Not content with being the catalyst for the unleashing of a torrent of vitriol in the direction of those Milquetoast individuals who are in favor of better information systems in health care, in the mild expectation that it might improve care delivery, Betsy McCracker is back at it again. This time the NY Times prints her letter. And in it she says:

These changes will affect all of us, at the least by requiring that our treatments be recorded in a federally mandated electronic database and guiding the choices our doctors make. Yet no hearings were held, no expert witnesses called, no opinions gathered from patient advocates, doctors’ groups, the elderly or other stakeholders.

Apart from the fact that there’s no evidence of one “electronic database”, she’s missed a couple of things.

First, hearings, witnesses, etc, etc, have been held for on this topic for years, and witnesses were called in the weeks before the stimulus bill—Microsoft’s Peter Neupert among them. Peter may not be an expert in Betsy’s eyes, but I think most of us would concede that he knows something about the topic (even though much of his advice was ignored).

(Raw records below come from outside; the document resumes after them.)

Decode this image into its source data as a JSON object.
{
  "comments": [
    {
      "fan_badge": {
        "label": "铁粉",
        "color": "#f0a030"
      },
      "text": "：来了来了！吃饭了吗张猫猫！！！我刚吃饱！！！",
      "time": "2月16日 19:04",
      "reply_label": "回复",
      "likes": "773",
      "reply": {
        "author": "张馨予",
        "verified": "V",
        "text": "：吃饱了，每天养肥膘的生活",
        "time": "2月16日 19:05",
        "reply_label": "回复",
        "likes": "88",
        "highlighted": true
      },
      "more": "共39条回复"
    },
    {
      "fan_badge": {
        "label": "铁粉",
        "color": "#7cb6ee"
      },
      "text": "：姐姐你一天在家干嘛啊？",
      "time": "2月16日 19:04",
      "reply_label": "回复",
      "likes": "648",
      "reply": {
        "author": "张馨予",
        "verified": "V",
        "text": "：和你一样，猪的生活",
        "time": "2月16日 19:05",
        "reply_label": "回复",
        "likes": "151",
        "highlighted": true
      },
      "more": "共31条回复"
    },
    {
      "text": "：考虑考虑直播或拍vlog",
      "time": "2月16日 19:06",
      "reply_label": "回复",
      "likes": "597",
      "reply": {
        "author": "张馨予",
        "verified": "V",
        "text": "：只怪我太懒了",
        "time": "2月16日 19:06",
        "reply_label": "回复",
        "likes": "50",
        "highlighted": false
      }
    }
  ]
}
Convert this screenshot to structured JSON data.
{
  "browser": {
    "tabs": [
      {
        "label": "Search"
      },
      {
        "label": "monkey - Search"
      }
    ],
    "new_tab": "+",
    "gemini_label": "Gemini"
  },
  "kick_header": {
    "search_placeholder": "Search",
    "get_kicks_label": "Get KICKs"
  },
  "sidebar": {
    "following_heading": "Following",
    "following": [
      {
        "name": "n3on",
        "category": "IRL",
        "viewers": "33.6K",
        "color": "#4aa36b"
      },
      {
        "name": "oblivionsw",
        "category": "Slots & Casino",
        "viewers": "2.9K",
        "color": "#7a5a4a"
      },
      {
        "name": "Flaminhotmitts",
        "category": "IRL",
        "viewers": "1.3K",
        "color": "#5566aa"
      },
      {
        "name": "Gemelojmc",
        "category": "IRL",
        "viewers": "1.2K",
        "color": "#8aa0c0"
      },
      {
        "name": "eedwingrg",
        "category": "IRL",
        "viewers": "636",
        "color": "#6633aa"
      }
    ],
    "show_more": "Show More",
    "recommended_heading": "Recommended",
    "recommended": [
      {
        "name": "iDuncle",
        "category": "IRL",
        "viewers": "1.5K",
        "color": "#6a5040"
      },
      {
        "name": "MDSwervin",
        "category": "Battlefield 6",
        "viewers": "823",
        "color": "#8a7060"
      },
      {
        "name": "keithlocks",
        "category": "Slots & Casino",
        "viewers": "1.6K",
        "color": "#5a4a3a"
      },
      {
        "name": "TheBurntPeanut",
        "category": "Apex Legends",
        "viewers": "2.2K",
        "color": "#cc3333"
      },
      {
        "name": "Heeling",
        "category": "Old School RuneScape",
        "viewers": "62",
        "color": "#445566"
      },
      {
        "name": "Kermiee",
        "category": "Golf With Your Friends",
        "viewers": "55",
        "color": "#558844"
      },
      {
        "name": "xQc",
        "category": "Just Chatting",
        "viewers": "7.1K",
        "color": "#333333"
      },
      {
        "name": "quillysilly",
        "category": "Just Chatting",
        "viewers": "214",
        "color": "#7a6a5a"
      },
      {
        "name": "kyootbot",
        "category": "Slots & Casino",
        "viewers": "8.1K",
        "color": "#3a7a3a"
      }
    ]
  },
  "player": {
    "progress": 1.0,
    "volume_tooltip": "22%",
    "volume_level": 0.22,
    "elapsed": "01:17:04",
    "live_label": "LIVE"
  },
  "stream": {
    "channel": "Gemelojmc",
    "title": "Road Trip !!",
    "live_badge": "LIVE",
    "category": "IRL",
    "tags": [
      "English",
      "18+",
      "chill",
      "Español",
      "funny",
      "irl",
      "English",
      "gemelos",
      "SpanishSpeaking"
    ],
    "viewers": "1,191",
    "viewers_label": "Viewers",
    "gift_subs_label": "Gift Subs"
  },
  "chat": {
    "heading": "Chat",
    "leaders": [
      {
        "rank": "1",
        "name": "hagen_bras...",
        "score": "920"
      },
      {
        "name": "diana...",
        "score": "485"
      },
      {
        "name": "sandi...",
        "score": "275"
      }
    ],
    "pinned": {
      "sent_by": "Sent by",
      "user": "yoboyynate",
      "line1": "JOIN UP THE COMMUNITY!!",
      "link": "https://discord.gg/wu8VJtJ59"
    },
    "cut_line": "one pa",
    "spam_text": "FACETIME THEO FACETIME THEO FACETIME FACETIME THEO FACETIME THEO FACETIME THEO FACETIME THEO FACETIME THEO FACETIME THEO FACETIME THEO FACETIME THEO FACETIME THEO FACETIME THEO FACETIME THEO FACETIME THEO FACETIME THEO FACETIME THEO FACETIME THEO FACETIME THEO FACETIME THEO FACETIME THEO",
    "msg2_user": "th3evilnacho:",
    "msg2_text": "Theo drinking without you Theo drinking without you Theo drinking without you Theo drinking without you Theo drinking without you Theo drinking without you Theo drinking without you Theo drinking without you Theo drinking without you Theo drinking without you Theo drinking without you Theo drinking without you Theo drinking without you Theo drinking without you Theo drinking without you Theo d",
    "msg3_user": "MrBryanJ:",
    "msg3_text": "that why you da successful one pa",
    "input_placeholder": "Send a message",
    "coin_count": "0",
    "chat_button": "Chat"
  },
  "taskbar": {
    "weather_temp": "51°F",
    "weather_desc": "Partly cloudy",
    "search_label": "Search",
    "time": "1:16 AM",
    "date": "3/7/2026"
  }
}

Secondly, Betsy McCracker seems to be missing a minor point. The Obama campaign was not shy about telling anyone who listened that they were going to spend up to $50 billion on health IT in the next five years. It was on their website, and talked about by their health care advisers non-stop, as the WaPo noticed in early December.

Why are we supposed to be surprised that they did what they said they were going to do? Isn’t that the point of democracy? So Betsy, who won the election?